Sources have told the BMJ that to recommend more premarket studies, the EC says there needs to be compelling scientific evidence that this is necessary and cost effective.

Discussions about the future of device regulation in the EU have focused primarily on enhancing the innovativeness and competitiveness of the medical devices industry.

At a high-level conference in March 2011, EU Health and Consumer Commissioner John Dalli, and Hungary’s Minister of State for Health Miklós Szócska, called for “improvements in the innovation process so that, safe, life-saving, and life-enhancing medical equipment can be brought to Europe’s patients and consumers as quickly as possible.”

Sources say that one argument that is determining the direction of travel is economic growth—industry says that by demanding more rigorous testing this will restrict market entry and limit jobs. It’s not clear how this argument bears out.

But also standing in the way of substantive reform are representatives from Italy and European powerhouse Germany—home to a thriving medical technology industry.

Health professionals have also expressed concern about how fragmented the system currently is, with little or no transparency.

More than 70 private organisations—”notified bodies”—currently check the device meets certain criteria and gives it a certificate allowing it to display a CE Mark. Once it has this stamp, the device can be used in patients all over Europe.
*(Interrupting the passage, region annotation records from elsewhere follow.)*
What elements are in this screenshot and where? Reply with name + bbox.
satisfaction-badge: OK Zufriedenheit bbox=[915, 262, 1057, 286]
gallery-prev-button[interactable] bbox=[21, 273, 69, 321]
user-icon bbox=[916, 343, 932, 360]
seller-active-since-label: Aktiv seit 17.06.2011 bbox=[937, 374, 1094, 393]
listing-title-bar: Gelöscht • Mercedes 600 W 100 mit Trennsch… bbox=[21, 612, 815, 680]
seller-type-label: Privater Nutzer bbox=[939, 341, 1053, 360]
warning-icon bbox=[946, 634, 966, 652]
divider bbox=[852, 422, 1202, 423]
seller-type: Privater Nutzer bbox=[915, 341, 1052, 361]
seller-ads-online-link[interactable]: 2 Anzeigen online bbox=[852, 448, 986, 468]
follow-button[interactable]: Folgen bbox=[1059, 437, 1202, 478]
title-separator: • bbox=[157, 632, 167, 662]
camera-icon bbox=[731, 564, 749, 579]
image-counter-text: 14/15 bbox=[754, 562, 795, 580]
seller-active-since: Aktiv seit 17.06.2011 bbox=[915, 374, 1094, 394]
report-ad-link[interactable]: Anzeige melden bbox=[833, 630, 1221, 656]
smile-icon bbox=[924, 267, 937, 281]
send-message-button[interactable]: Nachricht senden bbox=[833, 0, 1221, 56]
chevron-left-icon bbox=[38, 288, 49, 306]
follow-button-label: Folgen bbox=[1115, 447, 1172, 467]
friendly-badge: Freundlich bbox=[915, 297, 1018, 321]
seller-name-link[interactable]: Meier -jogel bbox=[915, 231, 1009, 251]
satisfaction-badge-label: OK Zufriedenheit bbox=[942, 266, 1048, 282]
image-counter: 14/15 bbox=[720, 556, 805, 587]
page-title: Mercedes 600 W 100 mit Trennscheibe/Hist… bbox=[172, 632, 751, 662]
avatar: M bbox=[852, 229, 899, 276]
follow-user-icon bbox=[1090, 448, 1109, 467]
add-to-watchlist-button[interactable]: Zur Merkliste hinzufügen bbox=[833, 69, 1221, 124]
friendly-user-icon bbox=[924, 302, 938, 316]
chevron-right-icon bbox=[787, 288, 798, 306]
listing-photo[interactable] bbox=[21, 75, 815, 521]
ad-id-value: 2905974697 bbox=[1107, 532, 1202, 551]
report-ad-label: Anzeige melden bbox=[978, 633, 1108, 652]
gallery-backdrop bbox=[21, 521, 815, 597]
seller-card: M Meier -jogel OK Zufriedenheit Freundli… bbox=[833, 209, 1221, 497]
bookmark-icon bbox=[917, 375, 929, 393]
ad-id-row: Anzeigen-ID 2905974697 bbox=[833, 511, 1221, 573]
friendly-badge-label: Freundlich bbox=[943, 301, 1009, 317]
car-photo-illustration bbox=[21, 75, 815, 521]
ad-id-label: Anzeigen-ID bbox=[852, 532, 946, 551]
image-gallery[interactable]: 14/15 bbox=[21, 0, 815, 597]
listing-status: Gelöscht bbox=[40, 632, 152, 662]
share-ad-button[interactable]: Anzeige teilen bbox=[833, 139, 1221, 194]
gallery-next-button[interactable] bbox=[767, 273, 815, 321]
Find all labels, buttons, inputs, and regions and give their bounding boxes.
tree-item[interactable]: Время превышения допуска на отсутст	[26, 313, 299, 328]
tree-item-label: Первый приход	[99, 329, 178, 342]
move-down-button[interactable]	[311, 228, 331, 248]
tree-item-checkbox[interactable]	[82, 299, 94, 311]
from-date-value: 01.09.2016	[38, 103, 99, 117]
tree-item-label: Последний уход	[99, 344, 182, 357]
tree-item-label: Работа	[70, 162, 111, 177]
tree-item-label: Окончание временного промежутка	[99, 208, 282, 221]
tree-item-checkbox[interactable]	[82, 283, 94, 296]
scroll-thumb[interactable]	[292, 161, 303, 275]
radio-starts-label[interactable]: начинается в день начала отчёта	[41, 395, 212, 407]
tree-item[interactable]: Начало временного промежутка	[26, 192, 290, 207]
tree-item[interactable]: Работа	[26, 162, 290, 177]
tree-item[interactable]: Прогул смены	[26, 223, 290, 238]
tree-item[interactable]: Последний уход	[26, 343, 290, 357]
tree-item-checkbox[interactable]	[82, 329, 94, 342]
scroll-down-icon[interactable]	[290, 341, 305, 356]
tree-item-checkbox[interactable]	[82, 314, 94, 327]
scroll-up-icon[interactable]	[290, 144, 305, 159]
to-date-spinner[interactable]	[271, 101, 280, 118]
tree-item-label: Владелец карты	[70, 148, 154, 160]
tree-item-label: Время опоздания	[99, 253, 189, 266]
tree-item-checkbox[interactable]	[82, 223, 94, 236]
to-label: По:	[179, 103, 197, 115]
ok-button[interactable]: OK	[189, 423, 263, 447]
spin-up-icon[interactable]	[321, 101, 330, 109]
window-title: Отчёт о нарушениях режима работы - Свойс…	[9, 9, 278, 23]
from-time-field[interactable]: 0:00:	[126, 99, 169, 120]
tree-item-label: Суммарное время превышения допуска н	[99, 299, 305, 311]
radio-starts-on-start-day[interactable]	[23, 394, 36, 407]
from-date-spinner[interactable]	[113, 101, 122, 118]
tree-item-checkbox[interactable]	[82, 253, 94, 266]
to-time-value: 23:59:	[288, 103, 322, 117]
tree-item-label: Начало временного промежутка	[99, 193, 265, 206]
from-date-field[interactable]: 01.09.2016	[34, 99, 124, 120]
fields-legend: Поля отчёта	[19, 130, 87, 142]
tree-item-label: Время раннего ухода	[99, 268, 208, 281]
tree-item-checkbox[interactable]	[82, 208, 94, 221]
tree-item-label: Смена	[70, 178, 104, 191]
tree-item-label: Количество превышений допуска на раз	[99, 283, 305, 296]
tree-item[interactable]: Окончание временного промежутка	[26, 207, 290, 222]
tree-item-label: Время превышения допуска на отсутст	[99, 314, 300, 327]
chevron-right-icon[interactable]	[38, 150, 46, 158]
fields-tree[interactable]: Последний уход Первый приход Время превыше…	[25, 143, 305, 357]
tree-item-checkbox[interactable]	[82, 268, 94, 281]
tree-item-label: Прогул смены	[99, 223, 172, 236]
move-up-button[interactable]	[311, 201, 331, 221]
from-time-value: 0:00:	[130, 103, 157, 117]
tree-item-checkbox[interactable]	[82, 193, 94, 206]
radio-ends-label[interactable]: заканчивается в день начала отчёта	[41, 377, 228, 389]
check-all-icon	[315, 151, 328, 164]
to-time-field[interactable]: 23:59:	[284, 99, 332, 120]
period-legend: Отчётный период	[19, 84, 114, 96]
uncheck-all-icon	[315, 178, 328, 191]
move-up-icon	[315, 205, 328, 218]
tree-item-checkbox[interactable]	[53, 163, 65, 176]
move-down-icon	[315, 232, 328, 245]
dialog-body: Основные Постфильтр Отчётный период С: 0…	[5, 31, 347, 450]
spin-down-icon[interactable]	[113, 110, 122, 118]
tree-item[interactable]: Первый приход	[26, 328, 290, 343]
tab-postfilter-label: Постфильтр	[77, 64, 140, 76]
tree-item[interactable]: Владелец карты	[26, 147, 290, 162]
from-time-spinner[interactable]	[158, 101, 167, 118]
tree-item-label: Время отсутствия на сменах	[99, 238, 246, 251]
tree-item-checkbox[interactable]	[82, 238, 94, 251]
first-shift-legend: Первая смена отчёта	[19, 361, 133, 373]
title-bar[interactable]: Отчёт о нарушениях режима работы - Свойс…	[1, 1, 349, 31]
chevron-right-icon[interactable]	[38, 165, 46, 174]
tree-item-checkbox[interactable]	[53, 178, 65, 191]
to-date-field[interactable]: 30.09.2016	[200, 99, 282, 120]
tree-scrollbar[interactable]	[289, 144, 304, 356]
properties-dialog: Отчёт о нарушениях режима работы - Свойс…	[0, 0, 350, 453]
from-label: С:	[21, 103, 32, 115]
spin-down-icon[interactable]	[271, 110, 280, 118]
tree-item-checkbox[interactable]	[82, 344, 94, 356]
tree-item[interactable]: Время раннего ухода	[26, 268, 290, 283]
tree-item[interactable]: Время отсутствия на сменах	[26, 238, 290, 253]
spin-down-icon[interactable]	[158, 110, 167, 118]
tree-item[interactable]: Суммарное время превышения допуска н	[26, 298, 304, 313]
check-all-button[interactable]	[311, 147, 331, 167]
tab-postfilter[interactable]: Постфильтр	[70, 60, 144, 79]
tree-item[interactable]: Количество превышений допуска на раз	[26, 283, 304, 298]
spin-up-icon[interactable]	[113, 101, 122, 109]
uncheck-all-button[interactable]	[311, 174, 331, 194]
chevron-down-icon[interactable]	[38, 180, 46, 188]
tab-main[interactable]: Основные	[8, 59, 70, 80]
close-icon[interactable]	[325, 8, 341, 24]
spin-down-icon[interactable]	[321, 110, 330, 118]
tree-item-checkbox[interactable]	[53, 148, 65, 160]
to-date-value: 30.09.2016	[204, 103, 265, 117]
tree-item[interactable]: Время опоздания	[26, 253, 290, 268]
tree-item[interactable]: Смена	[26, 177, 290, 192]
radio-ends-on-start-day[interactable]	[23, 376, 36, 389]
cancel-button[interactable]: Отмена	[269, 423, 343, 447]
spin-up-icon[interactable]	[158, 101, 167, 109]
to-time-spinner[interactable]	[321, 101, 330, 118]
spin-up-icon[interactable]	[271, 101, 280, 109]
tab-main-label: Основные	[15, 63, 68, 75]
Regulators in member states make sure these bodies are up to their job. But patients and doctors are unable to see the scientific basis on how an implant has entered the market.

This will not change. There will be no overarching body responsible for assessing the efficacy and safety of devices or for post-marketing studies like there is for drugs—the European Medicines Agency or the US Food and Drugs Administration. The furthest the commission is willing to go is to have a small European Expert Group on Medical Devices to offer advice that will sit within the European Commission itself or the  EMA.

National regulatory authorities, such as the MHRA, will be given more control over the notified bodies. They will check that the bodies have the in house expertise to assess medical devices and they make available the information for evaluation—to the national regulators at least. There is a push for more cooperation between the notified bodies and clarity over the criteria used to make assessment.

Post-marketing surveillance has also been left up to the companies. The directive related to implants depends largely on self policing by manufacturers once their products are approved for sale. Patients and health professionals can report problems directly to the national regulator, such as the MHRA, if problems occur. The PIP and hip prosthesis scandals have highlighted that this system has failed to protect patients.

In 2010, there were only 728 reports made to the national regulators across Europe— even though it has subsequently come to light that many devices have caused problems. There were 286 from Germany, 1 from Portugal, 2 from Finland, 7 from Italy, 141 from the UK, and 59 from France. And under the current system, it’s not clear what devices these were referring to.

The draft legislation says that there should be more post-marketing surveillance—but has fallen short of recommending large post-approval studies as happens with drugs. The European Commission just want a more joined-up approach to collecting adverse reactions on a central database. Whether the public will have access to this remains to be seen—increasing transparency has not been a central theme.